A 3000-Year-Old Community has been Unearthed in Great Britain : A Well Thought Out Scream by James Riordan
For the past year British archaeologists have been digging around the Must Farm project in England’s Cambridgeshire Fens and their efforts have unearthed a well-preserved Bronze Age settlement and revealed some very interesting information about a lost time. For example, people in the Brone Age had TV! No, that’s not true. I just wanted to give you a jolt. But the dig has revealed what the experts are calling some “truly fantastic pottery,” “truly exceptional textiles,” “a truly incredible site,” “the dig of a lifetime.”
Typically on prehistoric sites, you are lucky to find a few pottery shards, a mere hint or shadow of organic remains which generally means that archaeologists have to do a lot of interpreting as best they can. But Must Farm archaeological dig has turned out to be completely different. To the archaeologists involved, it has been absolutely thrilling. For over ten months now, day by day, week by week — the excavation has yielded up a wealth of valuable discoveries including textiles, metal work, pottery and ancient timbers.

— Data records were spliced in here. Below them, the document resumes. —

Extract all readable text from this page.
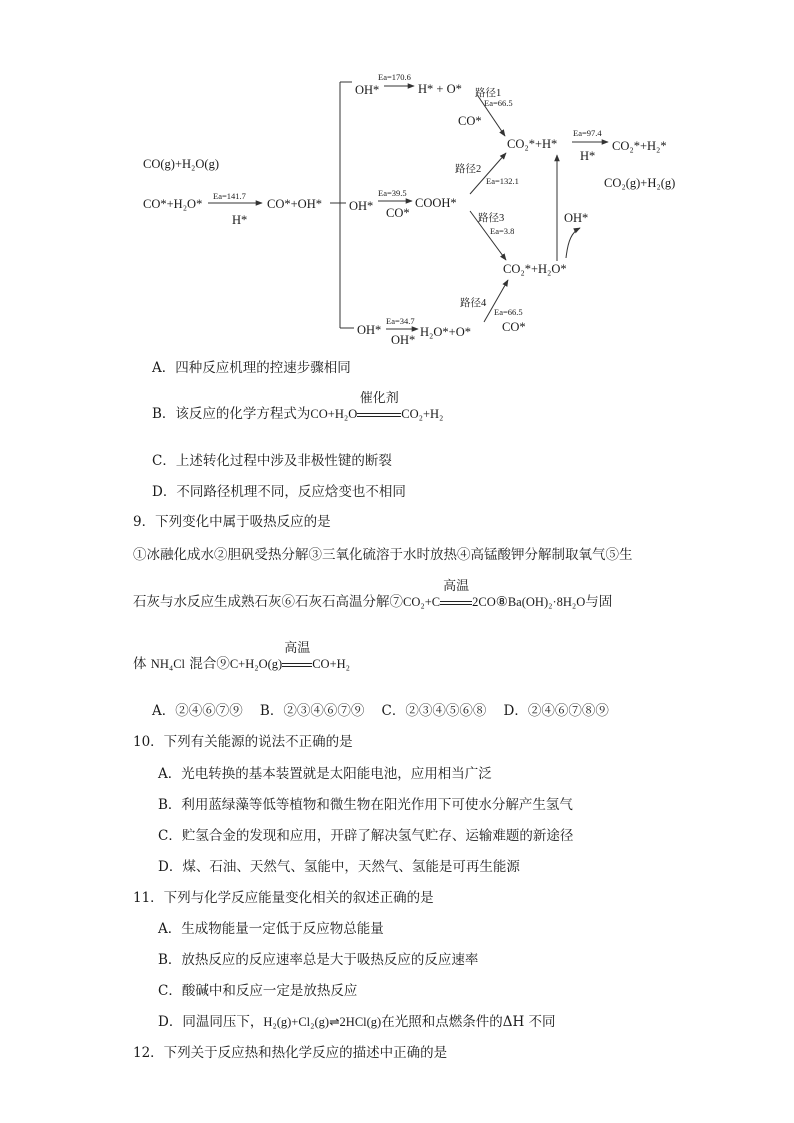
CO(g)+H₂O(g)
CO*+H₂O*
Ea=141.7
H*
CO*+OH*
OH*
Ea=170.6
H* + O* 路径1
Ea=66.5
CO*
OH*
Ea=39.5
CO*
COOH*
路径2
Ea=132.1
路径3
Ea=3.8
OH*
Ea=34.7
OH*
H₂O*+O*
路径4
Ea=66.5
CO*
CO₂*+H*
Ea=97.4
H*
CO₂*+H₂*
CO₂(g)+H₂(g)
CO₂*+H₂O*
OH*
A．四种反应机理的控速步骤相同
B．该反应的化学方程式为CO+H₂O
催化剂
CO₂+H₂
C．上述转化过程中涉及非极性键的断裂
D．不同路径机理不同，反应焓变也不相同
9．下列变化中属于吸热反应的是
①冰融化成水②胆矾受热分解③三氧化硫溶于水时放热④高锰酸钾分解制取氧气⑤生
石灰与水反应生成熟石灰⑥石灰石高温分解⑦CO₂+C
高温
2CO⑧Ba(OH)₂·8H₂O与固
体 NH₄Cl 混合⑨C+H₂O(g)
高温
CO+H₂
A．②④⑥⑦⑨    B．②③④⑥⑦⑨    C．②③④⑤⑥⑧    D．②④⑥⑦⑧⑨
10．下列有关能源的说法不正确的是
A．光电转换的基本装置就是太阳能电池，应用相当广泛
B．利用蓝绿藻等低等植物和微生物在阳光作用下可使水分解产生氢气
C．贮氢合金的发现和应用，开辟了解决氢气贮存、运输难题的新途径
D．煤、石油、天然气、氢能中，天然气、氢能是可再生能源
11．下列与化学反应能量变化相关的叙述正确的是
A．生成物能量一定低于反应物总能量
B．放热反应的反应速率总是大于吸热反应的反应速率
C．酸碱中和反应一定是放热反应
D．同温同压下，H₂(g)+Cl₂(g)⇌2HCl(g)在光照和点燃条件的ΔH 不同
12．下列关于反应热和热化学反应的描述中正确的是
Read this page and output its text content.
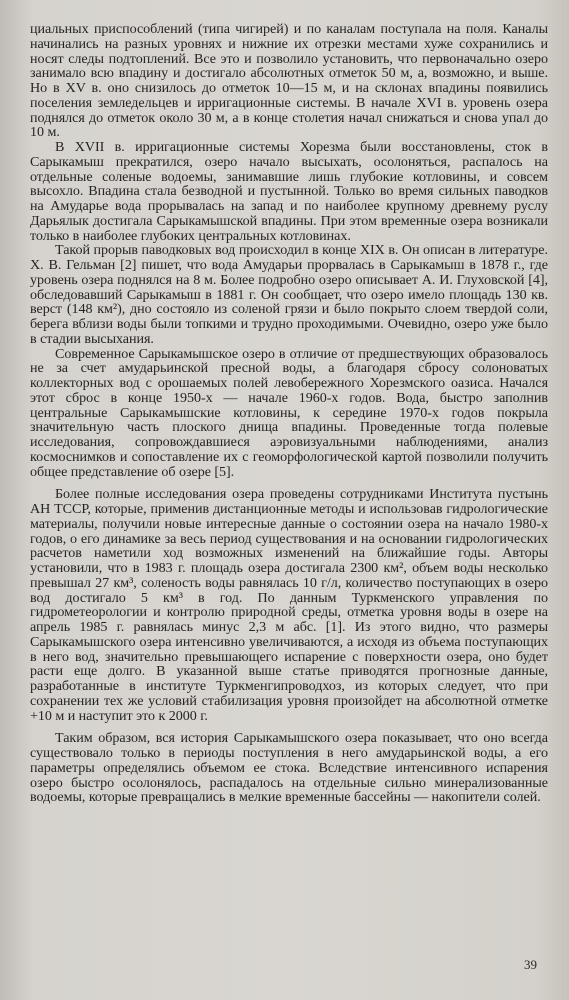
циальных приспособлений (типа чигирей) и по каналам поступала на поля. Каналы начинались на разных уровнях и нижние их отрезки местами хуже сохранились и носят следы подтоплений. Все это и позволило установить, что первоначально озеро занимало всю впадину и достигало абсолютных отметок 50 м, а, возможно, и выше. Но в XV в. оно снизилось до отметок 10—15 м, и на склонах впадины появились поселения земледельцев и ирригационные системы. В начале XVI в. уровень озера поднялся до отметок около 30 м, а в конце столетия начал снижаться и снова упал до 10 м.

В XVII в. ирригационные системы Хорезма были восстановлены, сток в Сарыкамыш прекратился, озеро начало высыхать, осолоняться, распалось на отдельные соленые водоемы, занимавшие лишь глубокие котловины, и совсем высохло. Впадина стала безводной и пустынной. Только во время сильных паводков на Амударье вода прорывалась на запад и по наиболее крупному древнему руслу Дарьялык достигала Сарыкамышской впадины. При этом временные озера возникали только в наиболее глубоких центральных котловинах.

Такой прорыв паводковых вод происходил в конце XIX в. Он описан в литературе. Х. В. Гельман [2] пишет, что вода Амударьи прорвалась в Сарыкамыш в 1878 г., где уровень озера поднялся на 8 м. Более подробно озеро описывает А. И. Глуховской [4], обследовавший Сарыкамыш в 1881 г. Он сообщает, что озеро имело площадь 130 кв. верст (148 км²), дно состояло из соленой грязи и было покрыто слоем твердой соли, берега вблизи воды были топкими и трудно проходимыми. Очевидно, озеро уже было в стадии высыхания.

Современное Сарыкамышское озеро в отличие от предшествующих образовалось не за счет амударьинской пресной воды, а благодаря сбросу солоноватых коллекторных вод с орошаемых полей левобережного Хорезмского оазиса. Начался этот сброс в конце 1950-х — начале 1960-х годов. Вода, быстро заполнив центральные Сарыкамышские котловины, к середине 1970-х годов покрыла значительную часть плоского днища впадины. Проведенные тогда полевые исследования, сопровождавшиеся аэровизуальными наблюдениями, анализ космоснимков и сопоставление их с геоморфологической картой позволили получить общее представление об озере [5].

Более полные исследования озера проведены сотрудниками Института пустынь АН ТССР, которые, применив дистанционные методы и использовав гидрологические материалы, получили новые интересные данные о состоянии озера на начало 1980-х годов, о его динамике за весь период существования и на основании гидрологических расчетов наметили ход возможных изменений на ближайшие годы. Авторы установили, что в 1983 г. площадь озера достигала 2300 км², объем воды несколько превышал 27 км³, соленость воды равнялась 10 г/л, количество поступающих в озеро вод достигало 5 км³ в год. По данным Туркменского управления по гидрометеорологии и контролю природной среды, отметка уровня воды в озере на апрель 1985 г. равнялась минус 2,3 м абс. [1]. Из этого видно, что размеры Сарыкамышского озера интенсивно увеличиваются, а исходя из объема поступающих в него вод, значительно превышающего испарение с поверхности озера, оно будет расти еще долго. В указанной выше статье приводятся прогнозные данные, разработанные в институте Туркменгипроводхоз, из которых следует, что при сохранении тех же условий стабилизация уровня произойдет на абсолютной отметке +10 м и наступит это к 2000 г.

Таким образом, вся история Сарыкамышского озера показывает, что оно всегда существовало только в периоды поступления в него амударьинской воды, а его параметры определялись объемом ее стока. Вследствие интенсивного испарения озеро быстро осолонялось, распадалось на отдельные сильно минерализованные водоемы, которые превращались в мелкие временные бассейны — накопители солей.

39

Site manager Mark Knight from the Cambridge Archaeological Unit described it as “a genuine snapshot” of a lost world — a prehistoric settlement from the Bronze Age some 3000 years ago.
Easily, the most revelatory dig of its kind in Britain, if not in Europe, the dig is almost without precedent and it has already begun to transform our knowledge of life in the Bronze Age. The dig has been carried out under a large rectangular white tent — about a thousand meters square. It’s the sort of tent you might use for a wedding reception but here it’s perched on the edge of a working quarry. Far below, a big crane is busily extracting clay to make bricks.

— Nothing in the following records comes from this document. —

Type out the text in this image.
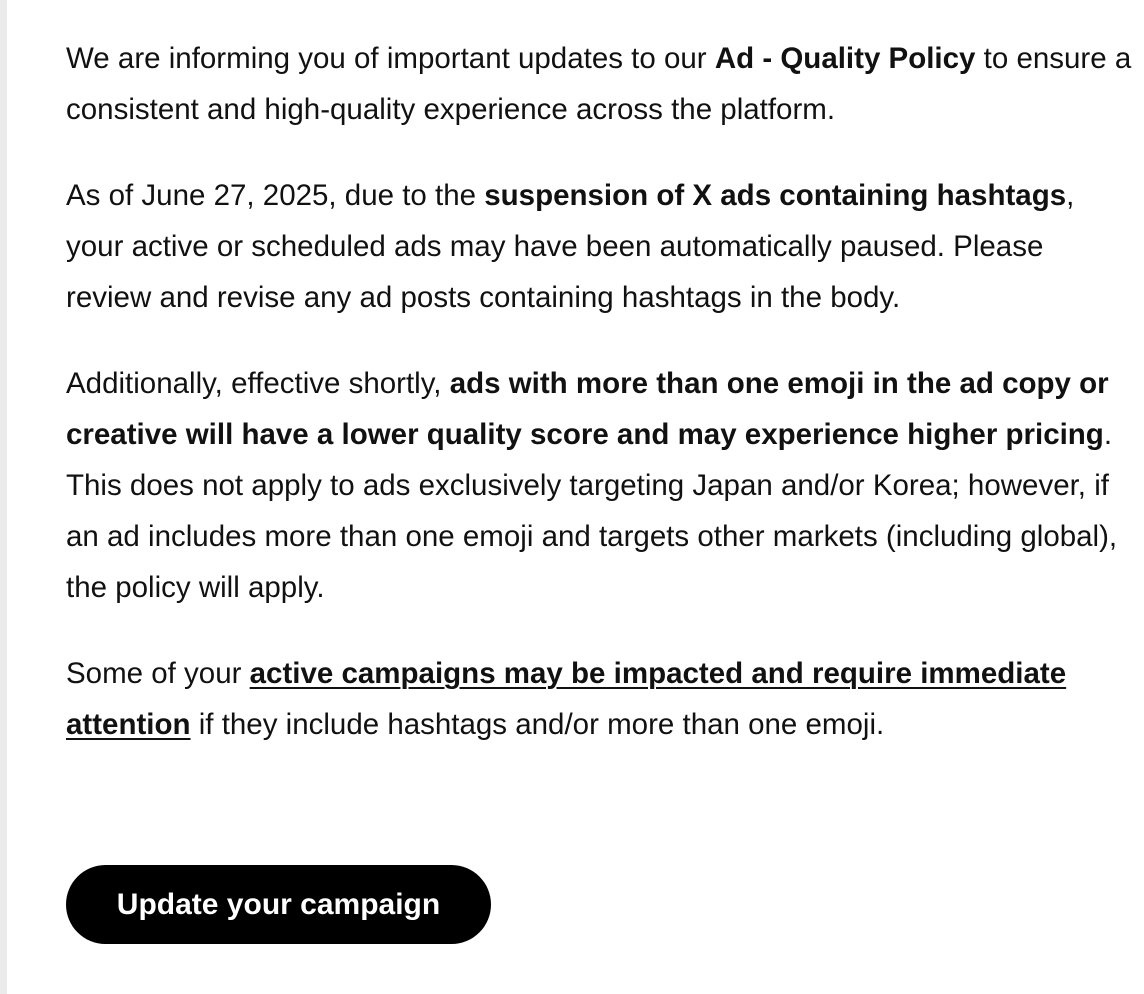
We are informing you of important updates to our Ad - Quality Policy to ensure a consistent and high-quality experience across the platform.

As of June 27, 2025, due to the suspension of X ads containing hashtags, your active or scheduled ads may have been automatically paused. Please review and revise any ad posts containing hashtags in the body.

Additionally, effective shortly, ads with more than one emoji in the ad copy or creative will have a lower quality score and may experience higher pricing. This does not apply to ads exclusively targeting Japan and/or Korea; however, if an ad includes more than one emoji and targets other markets (including global), the policy will apply.

Some of your active campaigns may be impacted and require immediate attention if they include hashtags and/or more than one emoji.

Update your campaign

The archaeologists arrived in force last September and, protected from the wind and rain under the tent, they’ve been forensically digging away several meters below sea level. Interest was first aroused in 1999 when a series of wooden posts were discovered sticking out of the clay. Trial excavations followed in 2004 and 2006 when Bronze Age spearheads and a sword were found.
At one point Knight announced that he was preparing to step inside a Bronze Age round house. Now he has — and not just one but four or five. He is still marveling at it all: “I think I’ve found a landscape that has a story,” he says, “a landscape that hasn’t been described before, hasn’t been visited before. We are the first people to explore it.”